Windowsill Propagator 2
- Butterfly Mix Cosmos – 6 seeds sown bought packet;
- Sunset Shades Black Eyed Susan – 6 seeds sown bought packet;
- Gallery Mix Lupin – 18 seeds from bought but out of date packet;
- Mowgli French Marigold – 9 seeds from bought but out of date packet;
- F1 Hybrid Mix Marigold – 9 seeds from bought but out of date packet;
- Queen Sophia French Marigold – 18 seeds from bought but out of date packet;
- Showgirls Hollyhocks – 24 seeds from bought but out of date packet; and
- Glowing Embers Busy Lizzie (Impatiens) – 6 modules from bought but out of date packet.
If I get a reasonable to good rate of germination from the out of date flower seeds then I will sow more in a few weeks, to hopefully give me a nice display throughout the summer months. There are more flower seeds to sow but they are from march onwards.

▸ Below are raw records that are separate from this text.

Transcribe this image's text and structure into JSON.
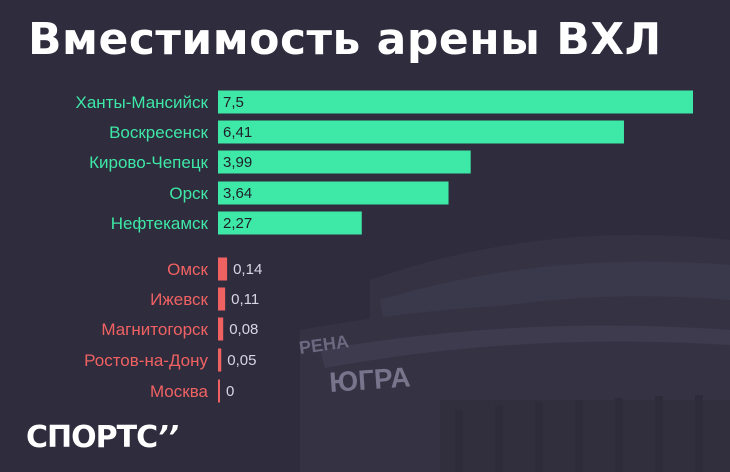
{
  "title": "Вместимость арены ВХЛ",
  "logo": {
    "text": "СПОРТС",
    "mark": "’’"
  },
  "background": {
    "sign_arena": "РЕНА",
    "sign_ugra": "ЮГРА"
  },
  "colors": {
    "background": "#2e2c3d",
    "positive": "#3ee8a6",
    "negative": "#f06262",
    "value_text": "#1f1f2a"
  },
  "chart_data": {
    "type": "bar",
    "orientation": "horizontal",
    "title": "Вместимость арены ВХЛ",
    "categories": [
      "Ханты-Мансийск",
      "Воскресенск",
      "Кирово-Чепецк",
      "Орск",
      "Нефтекамск",
      "Омск",
      "Ижевск",
      "Магнитогорск",
      "Ростов-на-Дону",
      "Москва"
    ],
    "values": [
      7.5,
      6.41,
      3.99,
      3.64,
      2.27,
      0.14,
      0.11,
      0.08,
      0.05,
      0
    ],
    "value_labels": [
      "7,5",
      "6,41",
      "3,99",
      "3,64",
      "2,27",
      "0,14",
      "0,11",
      "0,08",
      "0,05",
      "0"
    ],
    "groups": [
      "top",
      "top",
      "top",
      "top",
      "top",
      "bottom",
      "bottom",
      "bottom",
      "bottom",
      "bottom"
    ],
    "xlim": [
      0,
      7.5
    ],
    "grid": false,
    "legend": "none"
  }
}
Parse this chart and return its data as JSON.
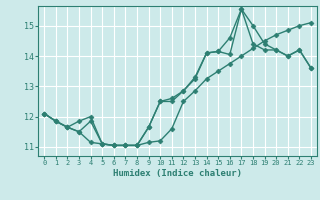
{
  "xlabel": "Humidex (Indice chaleur)",
  "background_color": "#cdeaea",
  "grid_color": "#ffffff",
  "line_color": "#2d7f72",
  "xlim": [
    -0.5,
    23.5
  ],
  "ylim": [
    10.7,
    15.65
  ],
  "yticks": [
    11,
    12,
    13,
    14,
    15
  ],
  "xticks": [
    0,
    1,
    2,
    3,
    4,
    5,
    6,
    7,
    8,
    9,
    10,
    11,
    12,
    13,
    14,
    15,
    16,
    17,
    18,
    19,
    20,
    21,
    22,
    23
  ],
  "line1_x": [
    0,
    1,
    2,
    3,
    4,
    5,
    6,
    7,
    8,
    9,
    10,
    11,
    12,
    13,
    14,
    15,
    16,
    17,
    18,
    19,
    20,
    21,
    22,
    23
  ],
  "line1_y": [
    12.1,
    11.85,
    11.65,
    11.5,
    11.15,
    11.1,
    11.05,
    11.05,
    11.05,
    11.15,
    11.2,
    11.6,
    12.5,
    12.85,
    13.25,
    13.5,
    13.75,
    14.0,
    14.25,
    14.5,
    14.7,
    14.85,
    15.0,
    15.1
  ],
  "line2_x": [
    0,
    1,
    2,
    3,
    4,
    5,
    6,
    7,
    8,
    9,
    10,
    11,
    12,
    13,
    14,
    15,
    16,
    17,
    18,
    19,
    20,
    21,
    22,
    23
  ],
  "line2_y": [
    12.1,
    11.85,
    11.65,
    11.85,
    12.0,
    11.1,
    11.05,
    11.05,
    11.05,
    11.65,
    12.5,
    12.6,
    12.85,
    13.25,
    14.1,
    14.15,
    14.05,
    15.55,
    15.0,
    14.4,
    14.2,
    14.0,
    14.2,
    13.6
  ],
  "line3_x": [
    0,
    1,
    2,
    3,
    4,
    5,
    6,
    7,
    8,
    9,
    10,
    11,
    12,
    13,
    14,
    15,
    16,
    17,
    18,
    19,
    20,
    21,
    22,
    23
  ],
  "line3_y": [
    12.1,
    11.85,
    11.65,
    11.5,
    11.85,
    11.1,
    11.05,
    11.05,
    11.05,
    11.65,
    12.5,
    12.5,
    12.85,
    13.3,
    14.1,
    14.15,
    14.6,
    15.55,
    14.4,
    14.2,
    14.2,
    14.0,
    14.2,
    13.6
  ],
  "marker": "D",
  "markersize": 2.5,
  "linewidth": 1.0
}
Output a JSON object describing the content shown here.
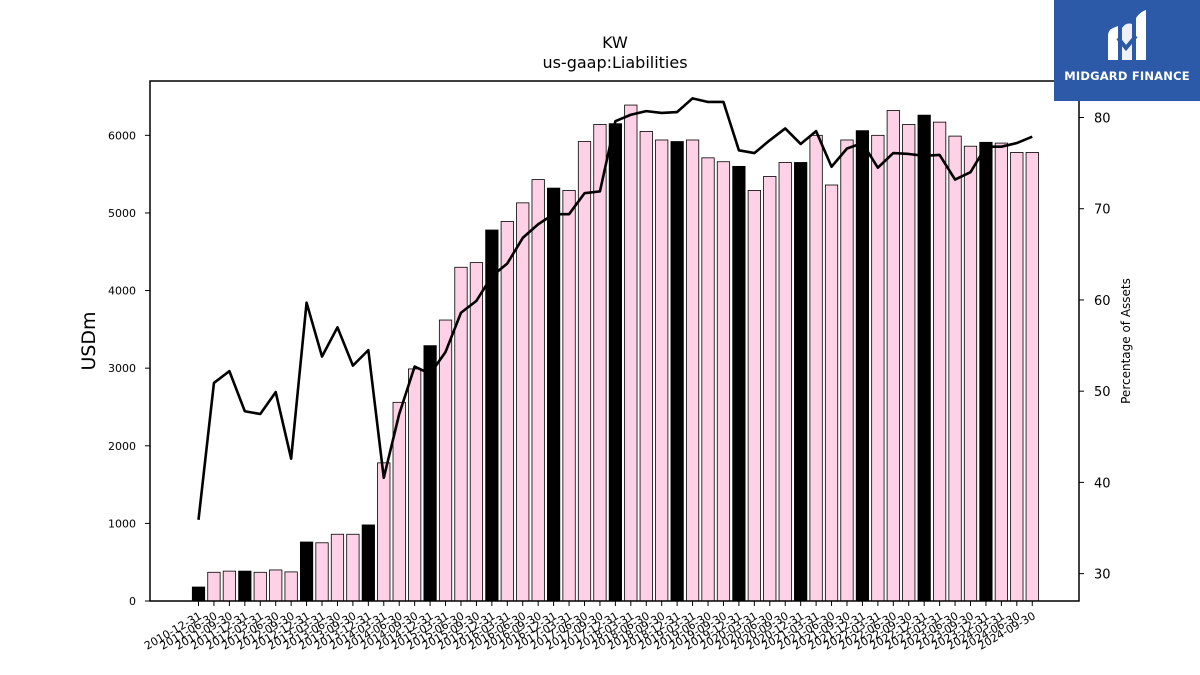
{
  "logo": {
    "name": "MIDGARD FINANCE",
    "icon": "midgard-m-logo-icon"
  },
  "chart_data": {
    "type": "bar",
    "title": "KW",
    "subtitle": "us-gaap:Liabilities",
    "ylabel": "USDm",
    "y2label": "Percentage of Assets",
    "ylim": [
      0,
      6700
    ],
    "y2lim": [
      27,
      84
    ],
    "yticks": [
      0,
      1000,
      2000,
      3000,
      4000,
      5000,
      6000
    ],
    "y2ticks": [
      30,
      40,
      50,
      60,
      70,
      80
    ],
    "grid": false,
    "colors": {
      "bar": "#ffd1e6",
      "bar_highlight": "#000000",
      "line": "#000000",
      "edge": "#000000"
    },
    "categories": [
      "2010-12-31",
      "2011-06-30",
      "2011-09-30",
      "2011-12-31",
      "2012-03-31",
      "2012-06-30",
      "2012-09-30",
      "2012-12-31",
      "2013-03-31",
      "2013-06-30",
      "2013-09-30",
      "2013-12-31",
      "2014-03-31",
      "2014-06-30",
      "2014-09-30",
      "2014-12-31",
      "2015-03-31",
      "2015-06-30",
      "2015-09-30",
      "2015-12-31",
      "2016-03-31",
      "2016-06-30",
      "2016-09-30",
      "2016-12-31",
      "2017-03-31",
      "2017-06-30",
      "2017-09-30",
      "2017-12-31",
      "2018-03-31",
      "2018-06-30",
      "2018-09-30",
      "2018-12-31",
      "2019-03-31",
      "2019-06-30",
      "2019-09-30",
      "2019-12-31",
      "2020-03-31",
      "2020-06-30",
      "2020-09-30",
      "2020-12-31",
      "2021-03-31",
      "2021-06-30",
      "2021-09-30",
      "2021-12-31",
      "2022-03-31",
      "2022-06-30",
      "2022-09-30",
      "2022-12-31",
      "2023-03-31",
      "2023-06-30",
      "2023-09-30",
      "2023-12-31",
      "2024-03-31",
      "2024-06-30",
      "2024-09-30"
    ],
    "series": [
      {
        "type": "bar",
        "values": [
          180,
          370,
          385,
          385,
          370,
          400,
          375,
          760,
          750,
          860,
          860,
          980,
          1780,
          2560,
          2990,
          3290,
          3620,
          4300,
          4360,
          4780,
          4890,
          5130,
          5430,
          5320,
          5290,
          5920,
          6140,
          6150,
          6390,
          6050,
          5940,
          5920,
          5940,
          5710,
          5660,
          5600,
          5290,
          5470,
          5650,
          5650,
          6000,
          5360,
          5940,
          6060,
          6000,
          6320,
          6140,
          6260,
          6170,
          5990,
          5860,
          5910,
          5900,
          5780,
          5780
        ],
        "highlight": [
          true,
          false,
          false,
          true,
          false,
          false,
          false,
          true,
          false,
          false,
          false,
          true,
          false,
          false,
          false,
          true,
          false,
          false,
          false,
          true,
          false,
          false,
          false,
          true,
          false,
          false,
          false,
          true,
          false,
          false,
          false,
          true,
          false,
          false,
          false,
          true,
          false,
          false,
          false,
          true,
          false,
          false,
          false,
          true,
          false,
          false,
          false,
          true,
          false,
          false,
          false,
          true,
          false,
          false,
          false
        ]
      },
      {
        "type": "line",
        "axis": "right",
        "values": [
          35.9,
          50.9,
          52.2,
          47.8,
          47.5,
          49.9,
          42.6,
          59.7,
          53.8,
          57.0,
          52.8,
          54.5,
          40.5,
          47.5,
          52.7,
          51.9,
          54.3,
          58.6,
          59.9,
          62.6,
          64.0,
          66.8,
          68.3,
          69.4,
          69.4,
          71.7,
          71.9,
          79.6,
          80.3,
          80.7,
          80.5,
          80.6,
          82.1,
          81.7,
          81.7,
          76.4,
          76.1,
          77.5,
          78.8,
          77.1,
          78.5,
          74.6,
          76.6,
          77.2,
          74.5,
          76.1,
          76.0,
          75.8,
          75.9,
          73.2,
          74.0,
          76.8,
          76.8,
          77.2,
          77.9
        ]
      }
    ]
  }
}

Now begins the obsessive watching of the propagators for signs of life, despite knowing that the minimum germination for any of the seeds sown is 7 days. It’s a gardener thing. You worry and fret that the seeds haven’t got enough water, have too much water, are too hot, too cold, not viable and so on and so forth until the first specks of green begin to show. With the outside temperatures dropping so low on a night time, I will be moving the propagators off the windowsills last thing at night and putting them onto the kitchen sides, to give the seeds the best possible chance at germination. Fingers crossed and watch this space.